The salmon is Loch Fyne and very good; thicker cut than usual but I like that and it’s very fyne salmon too. Salad is drifted around the plate in order presumably to ‘big up’ the dish, but doesn’t really work and is rather reminiscent of a hotel dining room’s tarting up tricks. P’s Ham and Parsley terrine is tasty, well made and well-seasoned but the plate’s too large – the gherkins that are already rather small look lost and roll about like jelly beans.
No real complaints about these actual dishes though, they fit the price point even if they don’t make too much of an effort to go the extra mile. Maybe mains will try harder.
Rabbit wrapped in ‘bacon’ and oven-roasted is not a million miles away from my own home dinner staple of chicken wrapped in prosciutto, but being that this meat is a bunny it enters a higher league. The meat is nicely moist, rabbits can dry out easily and the wrapping of now crisped ham helps prevent that. It’s a good dish for the money and I imagine easy for the kitchen to pre-prep and get into the oven on order.
P has poached cod in a broth of spring vegetables, which bob about cheerfully like ducks at a funfair gallery. Personally I find poached cod too reminiscent of hospital food, but P thinks it’s good girl food as it has almost no calories to speak of. She finds the fish nice but a little bland and I have to suppress an ‘I warned you about that’ as I wave the bunny bits about. Fry me to the moon every time when it comes to fish.
A crème brulee is another classic made in advance to make things easy and it’s perfectly okay, as they always tend to be. St Emilion au Chocolate seems to be just a slice of chocolate cake and not all that exciting but it’s not bad either.

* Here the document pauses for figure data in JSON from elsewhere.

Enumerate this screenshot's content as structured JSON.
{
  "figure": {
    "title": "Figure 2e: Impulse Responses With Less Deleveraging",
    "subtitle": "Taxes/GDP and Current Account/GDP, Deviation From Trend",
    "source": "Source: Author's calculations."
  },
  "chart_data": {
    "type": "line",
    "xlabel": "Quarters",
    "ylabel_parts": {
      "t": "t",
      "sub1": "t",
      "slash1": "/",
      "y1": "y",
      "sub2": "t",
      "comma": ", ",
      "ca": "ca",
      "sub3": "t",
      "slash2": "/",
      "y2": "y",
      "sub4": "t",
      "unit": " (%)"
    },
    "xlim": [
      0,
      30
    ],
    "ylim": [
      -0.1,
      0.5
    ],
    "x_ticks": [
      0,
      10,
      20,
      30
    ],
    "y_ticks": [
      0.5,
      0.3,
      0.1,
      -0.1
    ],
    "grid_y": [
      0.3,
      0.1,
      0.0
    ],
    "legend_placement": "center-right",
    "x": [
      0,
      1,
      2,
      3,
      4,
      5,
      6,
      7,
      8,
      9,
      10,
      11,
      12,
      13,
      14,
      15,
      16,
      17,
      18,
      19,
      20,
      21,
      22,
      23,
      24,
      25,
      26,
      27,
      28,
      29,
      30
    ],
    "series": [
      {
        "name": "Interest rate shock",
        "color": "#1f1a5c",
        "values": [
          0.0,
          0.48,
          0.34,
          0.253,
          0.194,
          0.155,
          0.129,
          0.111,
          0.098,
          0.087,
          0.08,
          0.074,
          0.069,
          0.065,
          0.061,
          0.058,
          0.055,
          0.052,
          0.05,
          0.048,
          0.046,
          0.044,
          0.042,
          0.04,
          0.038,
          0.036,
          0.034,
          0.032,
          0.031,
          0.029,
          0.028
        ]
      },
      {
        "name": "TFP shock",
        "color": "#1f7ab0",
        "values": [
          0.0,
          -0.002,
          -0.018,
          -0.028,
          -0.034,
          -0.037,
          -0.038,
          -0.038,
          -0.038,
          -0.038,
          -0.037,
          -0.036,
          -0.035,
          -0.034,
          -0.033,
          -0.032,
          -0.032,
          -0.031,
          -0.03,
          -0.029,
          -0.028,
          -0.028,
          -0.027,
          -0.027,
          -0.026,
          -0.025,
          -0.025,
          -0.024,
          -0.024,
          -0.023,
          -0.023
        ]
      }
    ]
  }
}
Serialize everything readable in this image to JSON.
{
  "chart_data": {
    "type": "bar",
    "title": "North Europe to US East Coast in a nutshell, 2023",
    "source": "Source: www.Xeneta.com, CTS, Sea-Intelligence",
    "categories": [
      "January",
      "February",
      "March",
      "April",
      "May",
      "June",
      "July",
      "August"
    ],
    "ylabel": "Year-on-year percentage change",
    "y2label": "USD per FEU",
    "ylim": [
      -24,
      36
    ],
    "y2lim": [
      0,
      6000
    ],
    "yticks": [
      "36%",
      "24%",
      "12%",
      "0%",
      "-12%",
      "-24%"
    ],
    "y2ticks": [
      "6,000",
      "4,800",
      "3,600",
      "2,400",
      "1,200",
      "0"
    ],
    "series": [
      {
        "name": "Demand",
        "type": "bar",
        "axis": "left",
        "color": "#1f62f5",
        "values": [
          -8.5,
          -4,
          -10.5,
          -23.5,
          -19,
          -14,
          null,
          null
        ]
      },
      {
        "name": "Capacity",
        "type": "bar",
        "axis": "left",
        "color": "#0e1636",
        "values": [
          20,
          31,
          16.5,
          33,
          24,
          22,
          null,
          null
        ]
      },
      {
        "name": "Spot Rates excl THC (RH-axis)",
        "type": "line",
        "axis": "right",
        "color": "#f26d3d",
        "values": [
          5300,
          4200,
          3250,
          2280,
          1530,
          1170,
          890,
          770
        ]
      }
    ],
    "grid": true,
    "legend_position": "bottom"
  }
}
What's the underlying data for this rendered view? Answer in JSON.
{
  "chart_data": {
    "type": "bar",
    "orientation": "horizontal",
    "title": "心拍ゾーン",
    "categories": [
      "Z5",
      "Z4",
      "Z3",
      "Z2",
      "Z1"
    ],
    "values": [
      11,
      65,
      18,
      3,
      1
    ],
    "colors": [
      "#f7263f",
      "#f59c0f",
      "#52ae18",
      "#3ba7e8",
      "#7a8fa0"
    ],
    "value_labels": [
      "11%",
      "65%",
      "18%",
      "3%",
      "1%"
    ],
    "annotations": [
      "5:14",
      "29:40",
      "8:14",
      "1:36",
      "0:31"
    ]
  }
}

We combined our entitlement each of 37.5cl of wine into a whole bottle of Cotes de Roussillon, but we could, and perhaps should, have shared one carafe of white and one of red. White wine with fish, as mother always said.
Service is smooth and posh but the room rather large for the fairly small number of people in it. I suspect Lutyens does very well at lunchtimes, while evenings the bar sees more of the action. This is normal for the area.
I’d like to see what chef David Burke can do a la carte; the constrictions of keeping to the £40 line are perhaps too much to handle given the overheads of a place like this. That said the Lutyens meal deal is a fair one, nothing stunning but perfectly ok and you get to eat in a classier place than you deserve for the money.